For now, I just want to write a quick update.
1st-I am so blessed to have so many people send their thoughts and prayers to me, and I have not been able to keep up with returning phone calls and updates! So, that is my goal through this blog is to be able to send an update so you know that you are close to us! Technology is wonderful, but between trying to keep contact with everyone through phones, emails, facebook, and everything else I can't seem to keep up with it all...so hopefully this will help! Let me warn you, this blog will have it all...the good, the bad, and the ugly...hopefully, more good than anything else. In all things though, you have to go through it all to make it to the end. With God's help, I know this is God's hand guiding me and my family.
2nd- Sometimes it may be a quick update and sometimes it may be long and sometimes it may be complete random ramblings! Just bear with me. I'm learning as I go.
3rd-I will be reading all your comments. So, please feel free to comment.
4th-You may see other people update or write on my blog. I know that life may get busy, especially over the next few weeks, so I have a few people helping keep the blog updated- My mom, Joan; my sister, Sarah Beth; my friend, Tammy; and Nick, my husband. I'm sure after this experience, it will be quite a testimony to go back and have all of this journey written down. I hope to look back one day...with this journey far behind me...and think, "It was tough, but I did it!"

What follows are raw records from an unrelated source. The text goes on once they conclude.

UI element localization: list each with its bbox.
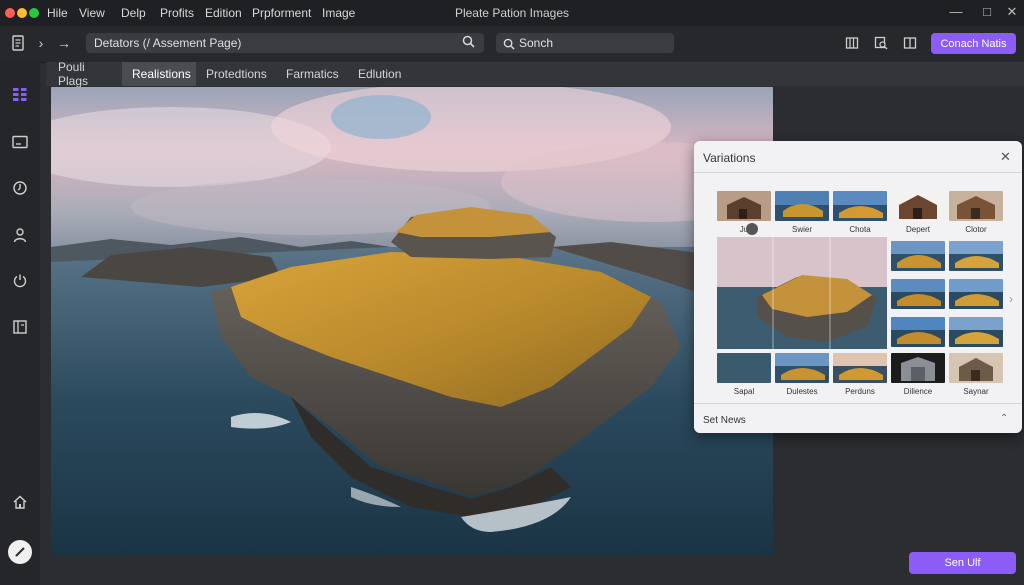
variation-preview[interactable] <box>717 237 887 349</box>
edit-icon[interactable] <box>8 540 32 564</box>
sen-ulf-button[interactable]: Sen Ulf <box>909 552 1016 574</box>
user-icon[interactable] <box>10 225 30 245</box>
zoom-window-dot[interactable] <box>29 8 39 18</box>
variation-label: Dilience <box>903 387 933 396</box>
variation-label: Dulestes <box>786 387 818 396</box>
close-icon[interactable]: ✕ <box>1000 149 1011 165</box>
search-placeholder: Sonch <box>519 36 554 50</box>
variation-thumb[interactable] <box>891 317 945 347</box>
variation-thumb[interactable] <box>775 353 829 383</box>
panel-divider <box>694 172 1022 173</box>
variation-thumb[interactable] <box>949 317 1003 347</box>
variation-thumb[interactable] <box>891 279 945 309</box>
variation-thumb[interactable] <box>775 191 829 221</box>
close-icon[interactable]: ✕ <box>1004 4 1020 20</box>
menu-help[interactable]: Delp <box>121 6 146 20</box>
document-icon[interactable] <box>9 35 27 54</box>
close-window-dot[interactable] <box>5 8 15 18</box>
variation-thumb[interactable] <box>949 241 1003 271</box>
book-icon[interactable] <box>10 317 30 337</box>
history-icon[interactable] <box>10 178 30 198</box>
chevron-right-icon[interactable]: › <box>1009 292 1013 306</box>
variation-thumb[interactable] <box>891 191 945 221</box>
variation-thumb[interactable] <box>833 353 887 383</box>
minimize-window-dot[interactable] <box>17 8 27 18</box>
tab-realistions[interactable]: Realistions <box>122 62 196 86</box>
variation-thumb[interactable] <box>717 353 771 383</box>
tab-protedtions[interactable]: Protedtions <box>196 62 276 86</box>
conach-natis-button[interactable]: Conach Natis <box>931 33 1016 54</box>
menu-profits[interactable]: Profits <box>160 6 194 20</box>
maximize-icon[interactable]: □ <box>979 4 995 19</box>
minimize-icon[interactable]: — <box>948 4 964 19</box>
menu-performent[interactable]: Prpforment <box>252 6 311 20</box>
menu-file[interactable]: Hile <box>47 6 68 20</box>
arrow-right-icon[interactable]: → <box>55 35 73 51</box>
landscape-image <box>51 87 773 555</box>
variation-thumb[interactable] <box>949 279 1003 309</box>
variation-thumb[interactable] <box>717 191 771 221</box>
search-icon <box>503 37 515 55</box>
variation-label: Depert <box>905 225 930 234</box>
menu-image[interactable]: Image <box>322 6 355 20</box>
variation-label: Chota <box>849 225 871 234</box>
variation-label: Ju <box>739 225 749 234</box>
tab-pouli-plags[interactable]: Pouli Plags <box>48 60 122 88</box>
tab-edlution[interactable]: Edlution <box>348 62 414 86</box>
chevron-up-icon[interactable]: ⌃ <box>1000 413 1008 424</box>
split-view-icon[interactable] <box>903 36 917 55</box>
menu-edition[interactable]: Edition <box>205 6 242 20</box>
panel-title: Variations <box>703 151 756 165</box>
panel-divider <box>694 403 1022 404</box>
menu-view[interactable]: View <box>79 6 105 20</box>
variation-label: Perduns <box>845 387 875 396</box>
search-icon[interactable] <box>462 35 475 53</box>
variation-thumb[interactable] <box>891 353 945 383</box>
title-bar <box>0 0 1024 26</box>
panels-icon[interactable] <box>845 36 859 55</box>
variation-label: Clotor <box>965 225 987 234</box>
variation-label: Sapal <box>733 387 755 396</box>
image-icon[interactable] <box>10 132 30 152</box>
variation-thumb[interactable] <box>949 191 1003 221</box>
variation-label: Saynar <box>963 387 989 396</box>
variation-thumb[interactable] <box>891 241 945 271</box>
tab-farmatics[interactable]: Farmatics <box>276 62 348 86</box>
variation-thumb[interactable] <box>833 191 887 221</box>
image-canvas[interactable] <box>51 87 773 555</box>
inspect-icon[interactable] <box>874 36 888 55</box>
info-icon[interactable] <box>746 223 758 235</box>
grid-icon[interactable] <box>10 85 30 105</box>
power-icon[interactable] <box>10 271 30 291</box>
variations-panel: Variations ✕ Ju Swier Chota Depert Cloto… <box>694 141 1022 433</box>
variation-thumb[interactable] <box>949 353 1003 383</box>
path-field-value: Detators (/ Assement Page) <box>94 36 242 50</box>
home-icon[interactable] <box>10 492 30 512</box>
chevron-right-icon[interactable]: › <box>32 35 50 51</box>
set-news-label[interactable]: Set News <box>703 415 746 426</box>
variation-label: Swier <box>791 225 812 234</box>
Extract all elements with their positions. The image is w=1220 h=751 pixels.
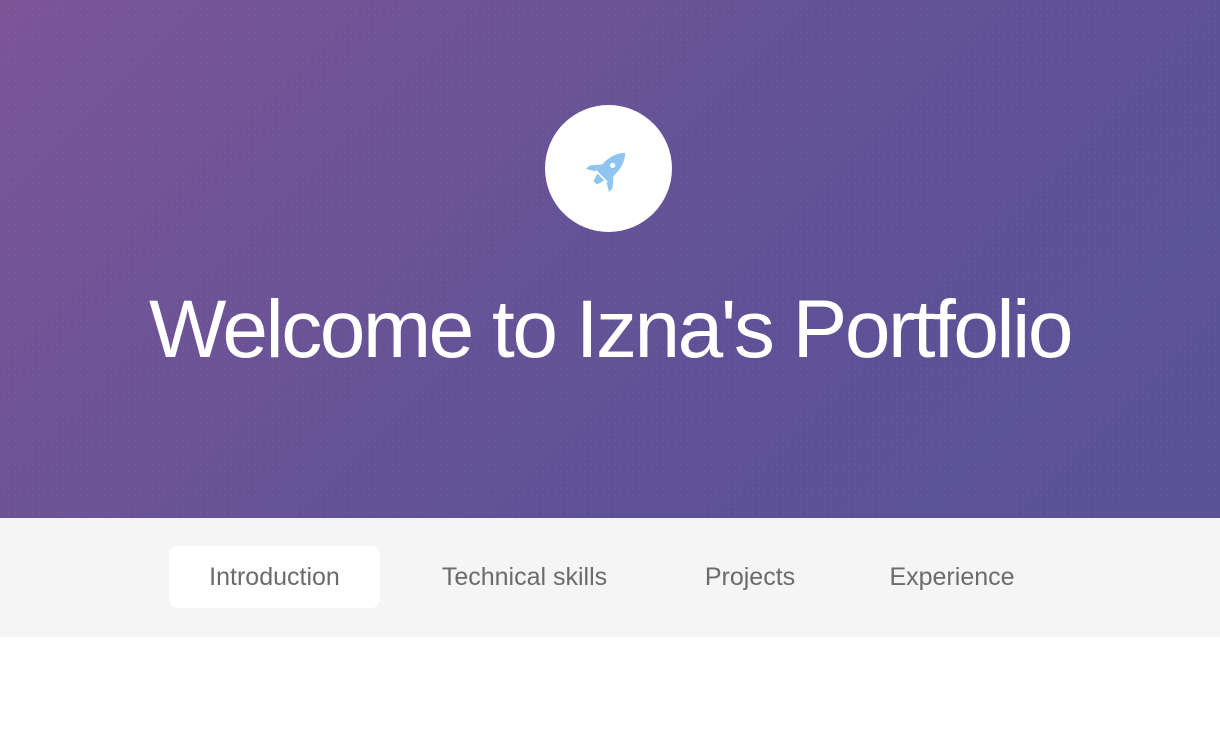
rocket-icon (585, 152, 625, 192)
page-title: Welcome to Izna's Portfolio (149, 284, 1073, 375)
tab-projects[interactable]: Projects (682, 546, 818, 608)
tab-technical-skills[interactable]: Technical skills (418, 546, 631, 608)
section-tabs: Introduction Technical skills Projects E… (0, 518, 1220, 637)
tab-introduction[interactable]: Introduction (169, 546, 380, 608)
main-content (0, 637, 1220, 751)
hero-banner: Welcome to Izna's Portfolio (0, 0, 1220, 518)
logo-badge (545, 105, 672, 232)
tab-experience[interactable]: Experience (866, 546, 1038, 608)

5th-surgery is set at EMORY for Wednesday, October 14, 2009. I am suppose to be there at five am.
Tomorrow, I'll write more about what the surgery is going to involve specifically.
I hope this blog provides an opportunity to stay in touch with me and my family as we go through this journey. It's all been an overwhelming experience even though we are just at the beginning. I was recently diagnosed with thyroid cancer or more specifically, papillary cancer. My goal is to keep the blog updated so that our friends and family can follow us as we progress over the next few months. I have several people that will be helping to keep the blog updated with what's going on especially on days that I am not up to it. I feel so blessed to have so many people that have sent their love and prayers. Please know that I feel them all and keep them close to my heart. God is teaching me each day that He is sovereign and has ultimate control of our lives...to everything is to His glory.